The thing about just hitting the road and not planning ahead is that you have to be prepared to be stuck at somewhere that is not your destination.  You have to be willing to be going for days on end.  Life is a journey, yadda yadda yadda, but if I am to be honest, I want to be in control of where the actual journeying begins.  I’m not much interested in journeying to the journey.  I was ready to submit myself to the searing blue skies of New Mexico, where I knew we would be eating world famous enchiladas, shopping for beautiful pieces of turquoise jewelry made by real Indians, making bad jokes about manufacturing crystal meth (one of our favorite shows is “Breaking Bad”), and hopefully having a transcendent O’Keeffian experience or two.

All a way of saying that we left San Francisco after a single night.  Did I already mention that the main reason we stopped in the Second Hilliest City on earth was to see my daughter, who was a freshman at the University of San Francisco?  We did.  We glimpsed her.  In between class and rehearsal (she was performing in the spring dance concert) or rehearsal and a party or a party and a required viewing of some dance performance in the city.  She graciously wedged us in for forty-seven minutes because, I suspect, she missed her dog.

Lolita Gordita is half blue heeler and half Australian cattle dog.  She is a good dog, even though she endures a life of genetic conflict: the blue heeler side wants to herd from back and the Aussie side wants to herd from the front, so she spends most of her life running around us in circles.  To have both of us stuck in the RV, within six feet of her at any given time, allowed her to relax for probably the first time in her life.

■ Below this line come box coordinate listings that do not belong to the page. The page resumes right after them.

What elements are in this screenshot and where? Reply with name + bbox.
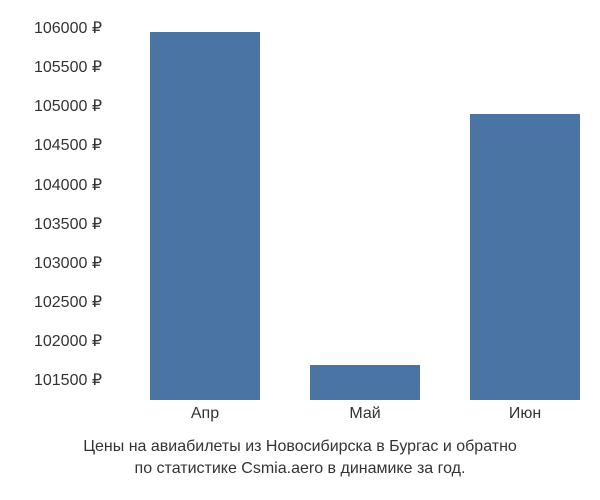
y-tick-label: 102000 ₽ <box>2 331 102 351</box>
y-tick-label: 105500 ₽ <box>2 57 102 77</box>
x-tick-label: Апр <box>191 405 219 423</box>
plot-area <box>110 20 580 400</box>
caption-line-1: Цены на авиабилеты из Новосибирска в Бур… <box>83 438 517 455</box>
x-tick-label: Май <box>349 405 380 423</box>
y-tick-label: 106000 ₽ <box>2 18 102 38</box>
y-tick-label: 104500 ₽ <box>2 135 102 155</box>
y-tick-label: 103500 ₽ <box>2 214 102 234</box>
bar <box>310 365 420 400</box>
chart-caption: Цены на авиабилеты из Новосибирска в Бур… <box>0 436 600 479</box>
y-tick-label: 101500 ₽ <box>2 370 102 390</box>
y-tick-label: 102500 ₽ <box>2 292 102 312</box>
caption-line-2: по статистике Csmia.aero в динамике за г… <box>135 460 466 477</box>
x-tick-label: Июн <box>509 405 541 423</box>
y-tick-label: 103000 ₽ <box>2 253 102 273</box>
bar <box>470 114 580 400</box>
y-tick-label: 104000 ₽ <box>2 175 102 195</box>
bar <box>150 32 260 400</box>
y-tick-label: 105000 ₽ <box>2 96 102 116</box>
price-chart: 101500 ₽ 102000 ₽ 102500 ₽ 103000 ₽ 103500 ₽… <box>0 0 600 500</box>
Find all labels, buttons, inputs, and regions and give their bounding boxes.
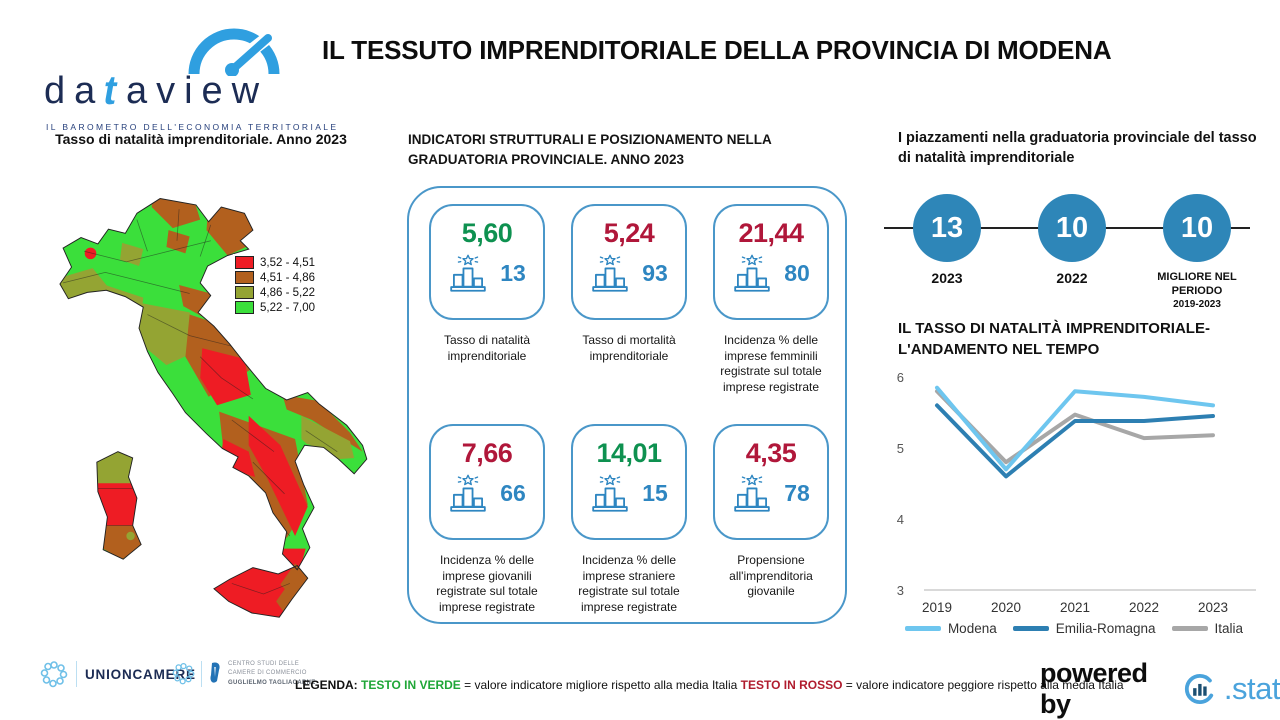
- map-legend: 3,52 - 4,51 4,51 - 4,86 4,86 - 5,22 5,22…: [233, 254, 317, 316]
- line-swatch: [1171, 626, 1208, 631]
- svg-text:2023: 2023: [1198, 600, 1228, 615]
- podium-star-icon: [734, 254, 770, 292]
- tagliacarne-label: CENTRO STUDI DELLE CAMERE DI COMMERCIO G…: [228, 661, 316, 686]
- indicator-label: Tasso di mortalità imprenditoriale: [582, 333, 676, 363]
- indicators-title: INDICATORI STRUTTURALI E POSIZIONAMENTO …: [408, 132, 772, 167]
- legend-swatch: [235, 286, 254, 299]
- line-swatch: [904, 626, 941, 631]
- ranking-circle-2023: 13: [913, 194, 981, 262]
- svg-text:2021: 2021: [1060, 600, 1090, 615]
- legend-item-italia: Italia: [1171, 621, 1243, 636]
- indicator-value: 5,60: [461, 218, 513, 248]
- podium-star-icon: [734, 474, 770, 512]
- gauge-icon: [188, 24, 282, 76]
- ranking-circle-2022: 10: [1038, 194, 1106, 262]
- indicator-card-natalita: 5,60 13 Tasso di natalità imprenditorial…: [422, 204, 552, 364]
- svg-text:5: 5: [897, 441, 904, 456]
- svg-text:4: 4: [897, 512, 904, 527]
- rank-value: 66: [500, 479, 526, 506]
- divider: [76, 661, 77, 687]
- podium-star-icon: [450, 474, 486, 512]
- legend-swatch: [235, 301, 254, 314]
- svg-text:2019: 2019: [922, 600, 952, 615]
- ranking-label-2022: 2022: [1056, 270, 1088, 286]
- footer-legend: LEGENDA: TESTO IN VERDE = valore indicat…: [295, 678, 1124, 692]
- svg-text:2020: 2020: [991, 600, 1021, 615]
- legend-swatch: [235, 271, 254, 284]
- podium-star-icon: [592, 474, 628, 512]
- powered-by-stat: powered by .stat: [1040, 658, 1280, 720]
- trend-chart-legend: Modena Emilia-Romagna Italia: [890, 621, 1258, 636]
- indicator-card-giovanili: 7,66 66 Incidenza % delle imprese giovan…: [422, 424, 552, 615]
- map-title: Tasso di natalità imprenditoriale. Anno …: [55, 131, 347, 147]
- logo-wordmark: dataview: [44, 68, 269, 114]
- map-legend-item: 3,52 - 4,51: [235, 255, 315, 270]
- tagliacarne-knot-icon: [172, 663, 195, 685]
- podium-star-icon: [450, 254, 486, 292]
- indicator-card-propensione: 4,35 78 Propensione all'imprenditoria gi…: [706, 424, 836, 600]
- unioncamere-logo: UNIONCAMERE: [40, 660, 196, 688]
- legend-item-modena: Modena: [904, 621, 997, 636]
- indicator-value: 5,24: [603, 218, 655, 248]
- rank-value: 93: [642, 259, 668, 286]
- map-legend-item: 4,86 - 5,22: [235, 285, 315, 300]
- stat-logo-icon: [1185, 674, 1216, 704]
- indicator-value: 14,01: [596, 438, 662, 468]
- ranking-timeline: 13 10 10 2023 2022 MIGLIORE NEL PERIODO …: [884, 190, 1254, 315]
- line-swatch: [1012, 626, 1049, 631]
- tagliacarne-logo: CENTRO STUDI DELLE CAMERE DI COMMERCIO G…: [172, 660, 316, 688]
- trend-chart-title: IL TASSO DI NATALITÀ IMPRENDITORIALE- L'…: [898, 320, 1210, 358]
- italy-choropleth-map: [59, 198, 368, 618]
- indicator-card-femminili: 21,44 80 Incidenza % delle imprese femmi…: [706, 204, 836, 395]
- svg-text:2022: 2022: [1129, 600, 1159, 615]
- indicator-label: Propensione all'imprenditoria giovanile: [729, 553, 813, 599]
- indicator-label: Incidenza % delle imprese straniere regi…: [578, 553, 680, 614]
- indicator-card-mortalita: 5,24 93 Tasso di mortalità imprenditoria…: [564, 204, 694, 364]
- indicator-value: 4,35: [745, 438, 797, 468]
- indicator-card-straniere: 14,01 15 Incidenza % delle imprese stran…: [564, 424, 694, 615]
- legend-swatch: [235, 256, 254, 269]
- page-title: IL TESSUTO IMPRENDITORIALE DELLA PROVINC…: [322, 35, 1112, 65]
- rank-value: 15: [642, 479, 668, 506]
- unioncamere-label: UNIONCAMERE: [85, 666, 196, 682]
- tagliacarne-flag-icon: [210, 662, 220, 683]
- legend-item-emilia-romagna: Emilia-Romagna: [1012, 621, 1156, 636]
- trend-line-chart: 3 4 5 6 2019 2020 2021 2022 2023: [897, 370, 1256, 615]
- ranking-label-best: MIGLIORE NEL PERIODO 2019-2023: [1157, 271, 1237, 310]
- svg-text:3: 3: [897, 583, 904, 598]
- map-legend-item: 4,51 - 4,86: [235, 270, 315, 285]
- indicator-label: Incidenza % delle imprese femminili regi…: [720, 333, 822, 394]
- logo-subtitle: IL BAROMETRO DELL'ECONOMIA TERRITORIALE: [46, 122, 339, 132]
- rank-value: 80: [784, 259, 810, 286]
- indicator-label: Incidenza % delle imprese giovanili regi…: [436, 553, 538, 614]
- divider: [201, 660, 202, 687]
- rank-value: 78: [784, 479, 810, 506]
- indicator-label: Tasso di natalità imprenditoriale: [443, 333, 531, 363]
- dataview-logo: dataview IL BAROMETRO DELL'ECONOMIA TERR…: [30, 24, 336, 138]
- ranking-label-2023: 2023: [931, 270, 963, 286]
- unioncamere-knot-icon: [40, 661, 68, 688]
- ranking-circle-best: 10: [1163, 194, 1231, 262]
- powered-by-label: powered by: [1040, 658, 1148, 719]
- podium-star-icon: [592, 254, 628, 292]
- indicator-value: 21,44: [738, 218, 804, 248]
- map-legend-item: 5,22 - 7,00: [235, 300, 315, 315]
- ranking-title: I piazzamenti nella graduatoria provinci…: [898, 130, 1257, 166]
- rank-value: 13: [500, 259, 526, 286]
- indicator-value: 7,66: [461, 438, 513, 468]
- svg-text:6: 6: [897, 370, 904, 385]
- stat-logo-text: .stat: [1223, 671, 1280, 706]
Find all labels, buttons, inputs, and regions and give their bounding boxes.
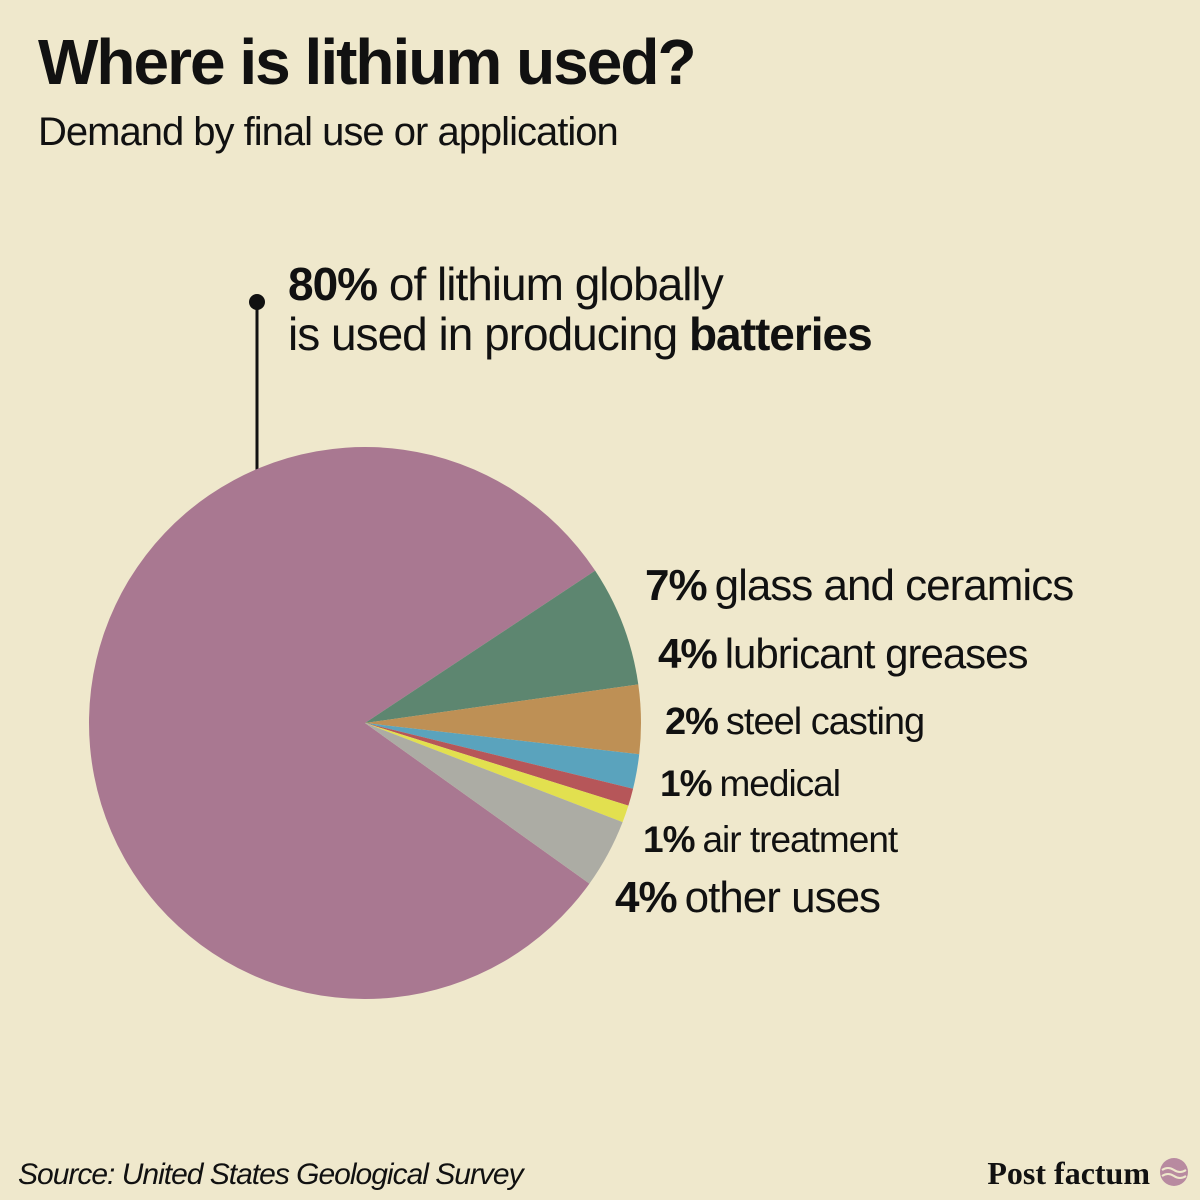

Here she is on her spot.  We could say, “Lola, spot!” And she would jump up and settle in.

Lola

We left the city about ten a.m., heading south to Bakersfield.  It was great to be off that hill(s) and on the road!  We had some old Beatles tunes playing.  We had some coffee in our Go cups.  We had In ‘n Out Burger to look forward to.  Then, technological disaster struck.  My smart phone (an HTC Evo-4G, for those of you interested in such things) started rebooting itself randomly, of its own free will.  Within an hour, it was rebooting itself every time I pressed a button.  This would not have been a big deal, except that unbeknownst to us and for whatever reason, the email server the Man of the House maintains in our basement at home had also failed.  Meaning: even if I had been able to get to my email, I wouldn’t be able to get to my email.  Not that I was expecting any email.

Reader, am I the only one who has become an insane smart phone addict?  We were tooling down Hwy 101 on our way to Gilroy (the Garlic Capital of the World) and the panic I felt when I knew I would be unable to use my phone, to access my email, to Google Gilroy (why was it called the garlic capital of the world?) was as ridiculous as it was real.  My anxiety translated into a fear that everything in my life was going to fall apart immediately and irrevocably because my phone was on the fritz.  The universe somehow knew that I was unreachable, and would orchestrate it so that my daughter would suffer an emergency and need me; my agent would be calling with some boffo, but limited, offer; the MacArthur genius grant people would call me and, not being able to reach me that second, give the half a mil to the next person on the list.  The stupidity of my anxiety cannot be overstated.  I’ve travelled through India and spent weeks on a dive boat in the waters off Micronesia and backpacked through Europe at a tender age, when the only contact I had with anyone were the letters I did or did not pick up at the American Express office in Rome or Paris or wherever.

I’ve never been a fan of the phrase “it goes without saying,” because obviously if it goes without saying, then why am I saying it?  The proper wording should be, “I wish this went without saying, it should go without saying, but, alas, I feel the need to say it anyway, because otherwise you might miss the point.”

These idiot phones are ruining our lives.  Happiness resides in being here now.  Every spiritual leader and a lot of old hippies know this.  It’s why we go to yoga and resolve to meditate.  It’s why everyone I know who goes camping for more than 48 hours is clam happy until the exact moment they come back into cell phone range.  These phones may make our lives easier, but they also rob us of a boat load of joy.  I’d checked my email that morning, for God’s sakes.  I was driving down the road with my man and my dog, listening to great tunes and looking forward to a tasty cheeseburger.  I was healthy.  My kid was healthy.  I had some money in the bank.  I was heading toward big sky New Mexico to have a transcendent O’Keeffian experience.  Could life possibly get any better?  No, it could not.  And I wanted to share this great revelation with all my friends on Facebook?  Could I?  No I could not.
Once we got to this place, I felt better.  We bought a half flat of strawberries and a braid of garlic.